Echocardiography analysis results are shown in Table 2. Left ventricular diameter during systole was not different among groups; however, left ventricular diameter in diastole was diminished in Diab rats vs. Cont. Diabetes did not interfere in interventricular septum thickness in diastole, in posterior wall in diastole, and in relative wall thickness. Functional left ventricular analysis revealed diastolic dysfunction with preserved ejection fraction in Diab rats. Isovolumetric relaxation time was higher in Diab group in relation to Cont group, and Diab+NicA rats showed lower values than Diab. The ratio between E wave (early diastolic transmitral flow velocity) and isovolumetric relaxation time (E/IVRT), which was reduced in Diab group, was similar to Cont in Diab+NicA group. No differences in systolic function parameters were observed among groups.

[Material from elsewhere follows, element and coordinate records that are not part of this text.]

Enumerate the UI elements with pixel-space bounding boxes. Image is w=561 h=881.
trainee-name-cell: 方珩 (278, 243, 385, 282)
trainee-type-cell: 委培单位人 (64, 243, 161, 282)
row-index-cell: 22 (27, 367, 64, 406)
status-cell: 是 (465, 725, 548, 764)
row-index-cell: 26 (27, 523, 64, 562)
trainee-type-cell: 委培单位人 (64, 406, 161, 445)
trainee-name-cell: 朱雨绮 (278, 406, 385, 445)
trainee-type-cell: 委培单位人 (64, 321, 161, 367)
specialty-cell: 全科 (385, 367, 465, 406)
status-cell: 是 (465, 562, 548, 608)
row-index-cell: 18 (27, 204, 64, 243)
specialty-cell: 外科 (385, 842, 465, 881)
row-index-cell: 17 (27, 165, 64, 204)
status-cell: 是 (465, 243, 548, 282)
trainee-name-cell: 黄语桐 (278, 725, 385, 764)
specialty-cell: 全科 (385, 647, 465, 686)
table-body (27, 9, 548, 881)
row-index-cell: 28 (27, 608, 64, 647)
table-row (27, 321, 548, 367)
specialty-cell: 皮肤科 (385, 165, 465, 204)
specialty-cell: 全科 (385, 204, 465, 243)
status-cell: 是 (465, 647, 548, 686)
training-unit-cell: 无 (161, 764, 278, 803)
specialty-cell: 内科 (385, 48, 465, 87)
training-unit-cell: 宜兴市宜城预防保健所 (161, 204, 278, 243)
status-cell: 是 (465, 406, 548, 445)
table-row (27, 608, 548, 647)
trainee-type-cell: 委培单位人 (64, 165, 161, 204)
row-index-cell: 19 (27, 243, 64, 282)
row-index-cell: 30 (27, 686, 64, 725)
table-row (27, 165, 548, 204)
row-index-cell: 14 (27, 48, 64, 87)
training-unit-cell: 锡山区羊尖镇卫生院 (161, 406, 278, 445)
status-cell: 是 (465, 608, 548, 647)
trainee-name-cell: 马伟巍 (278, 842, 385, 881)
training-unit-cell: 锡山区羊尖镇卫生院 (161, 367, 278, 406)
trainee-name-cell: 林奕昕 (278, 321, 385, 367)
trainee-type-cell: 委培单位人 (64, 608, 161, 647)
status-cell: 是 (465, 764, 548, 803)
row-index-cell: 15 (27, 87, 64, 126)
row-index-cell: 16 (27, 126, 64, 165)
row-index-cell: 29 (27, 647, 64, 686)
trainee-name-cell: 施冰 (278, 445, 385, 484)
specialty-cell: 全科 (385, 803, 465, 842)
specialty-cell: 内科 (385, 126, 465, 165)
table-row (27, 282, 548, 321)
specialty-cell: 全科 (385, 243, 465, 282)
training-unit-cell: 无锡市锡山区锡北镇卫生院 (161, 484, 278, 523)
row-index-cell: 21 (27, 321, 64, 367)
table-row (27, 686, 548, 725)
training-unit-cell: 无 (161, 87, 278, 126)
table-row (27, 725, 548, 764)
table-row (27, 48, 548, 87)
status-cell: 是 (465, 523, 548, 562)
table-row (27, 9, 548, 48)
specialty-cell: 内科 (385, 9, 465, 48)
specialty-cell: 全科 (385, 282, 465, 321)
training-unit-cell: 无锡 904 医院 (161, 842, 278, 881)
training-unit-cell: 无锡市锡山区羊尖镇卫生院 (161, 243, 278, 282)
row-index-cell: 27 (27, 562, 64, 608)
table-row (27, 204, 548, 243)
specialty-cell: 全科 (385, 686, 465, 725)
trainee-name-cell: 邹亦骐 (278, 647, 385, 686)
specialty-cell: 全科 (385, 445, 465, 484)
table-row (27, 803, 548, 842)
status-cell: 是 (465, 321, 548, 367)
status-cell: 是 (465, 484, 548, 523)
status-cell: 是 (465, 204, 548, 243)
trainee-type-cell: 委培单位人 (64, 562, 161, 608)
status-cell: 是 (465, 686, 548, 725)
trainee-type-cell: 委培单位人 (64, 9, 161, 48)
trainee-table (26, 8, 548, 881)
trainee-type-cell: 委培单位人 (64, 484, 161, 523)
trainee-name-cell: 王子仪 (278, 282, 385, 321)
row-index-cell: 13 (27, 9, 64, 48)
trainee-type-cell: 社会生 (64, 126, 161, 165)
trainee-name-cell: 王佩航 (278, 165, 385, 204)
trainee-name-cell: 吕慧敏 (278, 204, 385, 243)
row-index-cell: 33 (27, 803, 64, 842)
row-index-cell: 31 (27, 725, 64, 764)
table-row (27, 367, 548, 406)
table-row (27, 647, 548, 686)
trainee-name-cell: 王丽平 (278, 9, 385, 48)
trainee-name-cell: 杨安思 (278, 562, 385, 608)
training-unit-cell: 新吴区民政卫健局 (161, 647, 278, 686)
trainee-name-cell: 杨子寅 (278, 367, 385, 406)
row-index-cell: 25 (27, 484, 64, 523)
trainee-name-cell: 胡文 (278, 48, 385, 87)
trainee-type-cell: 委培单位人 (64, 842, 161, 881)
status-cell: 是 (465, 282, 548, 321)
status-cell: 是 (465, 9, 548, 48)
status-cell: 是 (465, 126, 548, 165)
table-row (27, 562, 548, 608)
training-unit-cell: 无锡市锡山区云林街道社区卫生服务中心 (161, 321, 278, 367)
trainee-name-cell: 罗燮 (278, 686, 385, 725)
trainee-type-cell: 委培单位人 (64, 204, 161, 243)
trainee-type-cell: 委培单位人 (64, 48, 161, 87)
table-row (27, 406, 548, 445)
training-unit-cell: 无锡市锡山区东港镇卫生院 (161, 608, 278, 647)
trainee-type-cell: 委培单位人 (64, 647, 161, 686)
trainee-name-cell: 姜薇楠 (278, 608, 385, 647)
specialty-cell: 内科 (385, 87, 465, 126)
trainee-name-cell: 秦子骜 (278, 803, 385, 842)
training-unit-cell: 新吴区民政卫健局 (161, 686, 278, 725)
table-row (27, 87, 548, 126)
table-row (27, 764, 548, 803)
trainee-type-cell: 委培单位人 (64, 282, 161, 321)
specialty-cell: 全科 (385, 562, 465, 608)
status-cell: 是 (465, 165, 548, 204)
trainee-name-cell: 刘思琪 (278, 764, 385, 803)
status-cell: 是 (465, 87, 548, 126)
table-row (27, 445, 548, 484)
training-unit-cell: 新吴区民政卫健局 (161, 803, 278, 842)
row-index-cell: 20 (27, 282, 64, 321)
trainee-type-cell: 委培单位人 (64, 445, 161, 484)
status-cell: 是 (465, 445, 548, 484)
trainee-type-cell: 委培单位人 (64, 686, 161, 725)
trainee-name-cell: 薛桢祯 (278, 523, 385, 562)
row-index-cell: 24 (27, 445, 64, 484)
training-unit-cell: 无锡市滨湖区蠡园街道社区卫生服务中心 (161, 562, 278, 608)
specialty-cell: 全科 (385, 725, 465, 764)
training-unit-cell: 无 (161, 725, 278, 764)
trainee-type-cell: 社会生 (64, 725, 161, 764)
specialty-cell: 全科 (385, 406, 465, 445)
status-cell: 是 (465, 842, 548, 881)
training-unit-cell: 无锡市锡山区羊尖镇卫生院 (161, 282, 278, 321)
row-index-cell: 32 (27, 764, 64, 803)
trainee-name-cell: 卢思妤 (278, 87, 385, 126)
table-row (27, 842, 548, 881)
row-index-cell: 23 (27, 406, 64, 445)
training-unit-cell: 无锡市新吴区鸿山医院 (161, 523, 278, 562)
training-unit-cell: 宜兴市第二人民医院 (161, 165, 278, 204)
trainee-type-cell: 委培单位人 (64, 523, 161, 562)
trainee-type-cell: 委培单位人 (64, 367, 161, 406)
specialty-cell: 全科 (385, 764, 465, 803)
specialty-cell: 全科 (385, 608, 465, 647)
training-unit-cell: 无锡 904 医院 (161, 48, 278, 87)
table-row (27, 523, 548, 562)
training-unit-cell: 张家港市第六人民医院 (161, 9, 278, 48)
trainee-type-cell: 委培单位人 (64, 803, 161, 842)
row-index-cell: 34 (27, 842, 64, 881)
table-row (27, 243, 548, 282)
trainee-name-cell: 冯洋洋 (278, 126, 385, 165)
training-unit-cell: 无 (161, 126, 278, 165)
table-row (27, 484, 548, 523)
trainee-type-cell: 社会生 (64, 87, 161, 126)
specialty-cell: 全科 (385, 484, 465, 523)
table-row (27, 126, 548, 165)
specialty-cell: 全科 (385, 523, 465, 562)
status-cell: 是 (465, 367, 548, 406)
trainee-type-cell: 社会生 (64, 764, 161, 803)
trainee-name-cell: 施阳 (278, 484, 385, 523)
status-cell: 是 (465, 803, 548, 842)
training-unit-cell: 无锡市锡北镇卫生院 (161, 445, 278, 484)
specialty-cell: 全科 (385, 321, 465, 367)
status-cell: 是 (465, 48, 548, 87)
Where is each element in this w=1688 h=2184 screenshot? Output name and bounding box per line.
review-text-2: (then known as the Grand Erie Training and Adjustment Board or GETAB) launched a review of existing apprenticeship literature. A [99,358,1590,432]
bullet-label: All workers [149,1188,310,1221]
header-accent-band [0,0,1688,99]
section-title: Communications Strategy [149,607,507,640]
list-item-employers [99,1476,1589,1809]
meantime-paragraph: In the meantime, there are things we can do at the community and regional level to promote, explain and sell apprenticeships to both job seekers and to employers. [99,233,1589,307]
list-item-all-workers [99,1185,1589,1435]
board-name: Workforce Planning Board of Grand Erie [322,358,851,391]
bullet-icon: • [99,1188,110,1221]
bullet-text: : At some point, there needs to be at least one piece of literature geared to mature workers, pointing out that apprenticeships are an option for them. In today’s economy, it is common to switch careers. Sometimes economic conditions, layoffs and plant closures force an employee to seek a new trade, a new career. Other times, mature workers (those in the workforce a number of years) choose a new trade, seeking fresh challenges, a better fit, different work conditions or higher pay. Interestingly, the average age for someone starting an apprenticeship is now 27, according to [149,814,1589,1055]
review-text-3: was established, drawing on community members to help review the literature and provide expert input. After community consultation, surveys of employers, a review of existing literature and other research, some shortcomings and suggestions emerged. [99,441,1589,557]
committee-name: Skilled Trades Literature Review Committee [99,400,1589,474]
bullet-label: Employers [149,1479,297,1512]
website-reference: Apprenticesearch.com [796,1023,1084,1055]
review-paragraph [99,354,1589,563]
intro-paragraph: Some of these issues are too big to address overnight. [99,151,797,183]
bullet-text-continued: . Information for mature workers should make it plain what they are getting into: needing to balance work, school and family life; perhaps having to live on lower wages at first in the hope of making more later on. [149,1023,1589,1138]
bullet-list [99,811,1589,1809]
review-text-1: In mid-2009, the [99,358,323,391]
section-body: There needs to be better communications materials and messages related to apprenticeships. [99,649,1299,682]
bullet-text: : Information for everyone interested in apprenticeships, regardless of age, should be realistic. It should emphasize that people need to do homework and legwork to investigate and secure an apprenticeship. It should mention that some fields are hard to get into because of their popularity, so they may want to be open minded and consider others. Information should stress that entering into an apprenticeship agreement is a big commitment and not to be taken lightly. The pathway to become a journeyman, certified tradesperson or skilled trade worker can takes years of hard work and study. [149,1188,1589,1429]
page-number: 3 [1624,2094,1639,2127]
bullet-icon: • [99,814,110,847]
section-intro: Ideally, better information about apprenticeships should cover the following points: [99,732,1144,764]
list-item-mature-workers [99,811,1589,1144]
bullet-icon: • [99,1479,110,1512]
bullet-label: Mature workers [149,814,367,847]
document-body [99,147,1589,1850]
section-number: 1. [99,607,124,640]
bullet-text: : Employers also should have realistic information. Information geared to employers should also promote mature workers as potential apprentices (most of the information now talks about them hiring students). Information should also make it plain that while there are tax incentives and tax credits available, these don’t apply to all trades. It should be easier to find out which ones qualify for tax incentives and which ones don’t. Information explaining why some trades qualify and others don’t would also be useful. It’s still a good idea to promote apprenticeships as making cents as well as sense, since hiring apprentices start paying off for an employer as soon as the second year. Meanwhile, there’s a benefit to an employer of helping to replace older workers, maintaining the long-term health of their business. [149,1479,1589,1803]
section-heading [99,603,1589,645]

Mortality among studied rats was evaluated for 5 weeks. Our results showed that nicotinamide was an effective intervention to increase survival rate in STZ-induced diabetic rats. Figure 4 depicts the survival curve for all studied groups.

Pearson’s correlation analysis using all diabetic rats showed strong associations between the index of reflex bradycardia and fasting glycemia (r = 0.75, p = 0.003), and the rate constant for plasma glucose disappearance (kITT) (r = − 0.75, p = 0.003). In addition, RMSSD was also associated with kITT (r = 0.61, p = 0.04). Moreover, body weight gain was associated with both bradycardia and tachycardia indexes with (r = 0.66, p = 0.013; r = 0.59, p = 0.03, respectively), as well as with kITT (r = 0.78, p = 0.001) and RMSSD (r = 0.58, p = 0.03).